Yes, but: The future market for this kind of launch service still isn't crystal clear.

  • Companies see huge demand for launch today, but as more rockets come online in the coming years, it could make it more difficult to stand out to customers in a market crowded with rides to space.
3. Creatures on the space station

A squid ahead of its flight to space. Photo: NASA/Isaac Watson

Squids and tardigrades are now safely ensconced on the International Space Station after their flight to space this weekend.

Why it matters: The tiny creatures will be used for experiments that could help scientists learn more about how various organisms might behave in space.

What's happening: SpaceX flew the experiments and other cargo to the space station using a Dragon cargo craft that docked to the orbiting laboratory Saturday.

  • Scientists behind the squid experiment are planning to study if the relationship between bobtail squid and a certain bacteria that colonize a special organ of the creature may change in microgravity.
  • The researchers hope to use the data to learn more about how human health might be affected during long trips in space.
  • The tardigrade experimenters aim to learn more about how the creatures can survive in the extreme environment through generations.
  • “We want to see what ‘tricks’ they use to survive when they arrive in space, and, over time, what tricks their offspring are using,” Thomas Boothby, principal investigator of the experiment, said in a statement. “Are they the same or do they change across generations?
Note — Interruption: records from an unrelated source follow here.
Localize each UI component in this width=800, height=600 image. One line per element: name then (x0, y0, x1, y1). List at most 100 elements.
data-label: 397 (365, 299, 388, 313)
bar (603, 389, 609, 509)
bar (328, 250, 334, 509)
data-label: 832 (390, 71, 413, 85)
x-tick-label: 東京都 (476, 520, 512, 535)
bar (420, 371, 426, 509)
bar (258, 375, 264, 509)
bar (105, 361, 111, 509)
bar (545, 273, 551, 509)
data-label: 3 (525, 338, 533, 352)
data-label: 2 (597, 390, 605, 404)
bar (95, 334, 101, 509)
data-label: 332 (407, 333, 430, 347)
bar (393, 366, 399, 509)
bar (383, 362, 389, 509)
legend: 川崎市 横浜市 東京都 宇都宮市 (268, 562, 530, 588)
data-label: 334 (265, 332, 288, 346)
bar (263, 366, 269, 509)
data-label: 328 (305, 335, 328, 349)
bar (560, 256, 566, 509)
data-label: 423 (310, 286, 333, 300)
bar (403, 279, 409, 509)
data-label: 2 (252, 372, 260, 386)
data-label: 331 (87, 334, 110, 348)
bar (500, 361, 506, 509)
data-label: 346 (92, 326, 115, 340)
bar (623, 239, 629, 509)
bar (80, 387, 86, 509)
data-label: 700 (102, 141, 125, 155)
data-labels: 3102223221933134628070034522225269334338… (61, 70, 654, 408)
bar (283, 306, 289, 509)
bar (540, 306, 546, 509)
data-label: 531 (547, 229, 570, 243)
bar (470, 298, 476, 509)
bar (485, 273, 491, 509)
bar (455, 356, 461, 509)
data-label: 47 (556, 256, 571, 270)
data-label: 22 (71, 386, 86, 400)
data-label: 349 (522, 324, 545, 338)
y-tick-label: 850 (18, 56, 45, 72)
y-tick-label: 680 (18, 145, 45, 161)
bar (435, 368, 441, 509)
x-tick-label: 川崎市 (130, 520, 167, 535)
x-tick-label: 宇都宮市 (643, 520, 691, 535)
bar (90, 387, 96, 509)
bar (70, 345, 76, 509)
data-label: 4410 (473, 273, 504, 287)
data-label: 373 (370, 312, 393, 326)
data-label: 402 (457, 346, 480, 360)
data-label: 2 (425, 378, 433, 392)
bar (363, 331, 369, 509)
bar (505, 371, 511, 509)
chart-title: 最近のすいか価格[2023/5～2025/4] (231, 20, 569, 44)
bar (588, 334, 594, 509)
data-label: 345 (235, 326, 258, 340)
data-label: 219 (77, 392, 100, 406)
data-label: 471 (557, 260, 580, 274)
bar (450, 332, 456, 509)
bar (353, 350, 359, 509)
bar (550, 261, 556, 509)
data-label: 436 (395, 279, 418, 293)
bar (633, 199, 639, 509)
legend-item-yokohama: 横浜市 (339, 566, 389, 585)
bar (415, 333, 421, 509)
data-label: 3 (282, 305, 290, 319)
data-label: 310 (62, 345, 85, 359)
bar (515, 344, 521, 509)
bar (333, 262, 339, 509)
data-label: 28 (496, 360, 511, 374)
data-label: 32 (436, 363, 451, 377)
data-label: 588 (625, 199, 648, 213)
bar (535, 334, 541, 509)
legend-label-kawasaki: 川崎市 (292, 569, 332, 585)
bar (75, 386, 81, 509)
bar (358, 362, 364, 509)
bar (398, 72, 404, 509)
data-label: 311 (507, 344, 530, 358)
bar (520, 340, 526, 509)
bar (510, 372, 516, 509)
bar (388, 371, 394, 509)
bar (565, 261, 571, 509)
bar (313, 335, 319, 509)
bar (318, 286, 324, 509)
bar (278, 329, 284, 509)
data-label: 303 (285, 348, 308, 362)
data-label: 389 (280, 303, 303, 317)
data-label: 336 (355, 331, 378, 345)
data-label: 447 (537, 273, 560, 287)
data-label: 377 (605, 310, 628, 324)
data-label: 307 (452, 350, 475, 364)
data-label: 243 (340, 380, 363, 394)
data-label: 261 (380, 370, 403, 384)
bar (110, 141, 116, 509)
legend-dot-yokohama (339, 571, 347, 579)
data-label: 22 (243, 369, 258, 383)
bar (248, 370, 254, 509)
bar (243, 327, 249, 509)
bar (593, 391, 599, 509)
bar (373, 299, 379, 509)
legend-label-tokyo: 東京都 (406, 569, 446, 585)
We just don’t know what to expect.”
4. Out of this world reading list

A view from Blue Origin's space capsule. Photo: Blue Origin

The mysterious origin of the northern lights (Jennifer Gray, CNN)

Astra to acquire propulsion company Apollo Fusion (Mike Wall, Space.com)

Jeff Bezos is going to space this summer (Yacob Reyes, Axios)

How the Blue Origin seat auction works (Robert Pearlman, CollectSpace.com)

U.S. report does not rule out existence of alien technology in UFOs (Oriana Gonzalez, Axios)

5. Weekly dose of awe: Mars from above

Photo: NASA/JPL-Caltech

The chaotic details of the Martian landscape are revealed in this photo taken from above by the Ingenuity helicopter during its sixth flight on Mars at the end of May.

  • The little drone was flying about 33 feet above the surface of the planet when the image was captured.
  • Its flight didn't go perfectly according to plan, however. About 54 seconds after Ingenuity took off, a glitch caused the helicopter to make unnecessary correction maneuvers.
  • The craft did manage to land, safely, however, allowing mission managers to plan for Ingenuity to fly another day.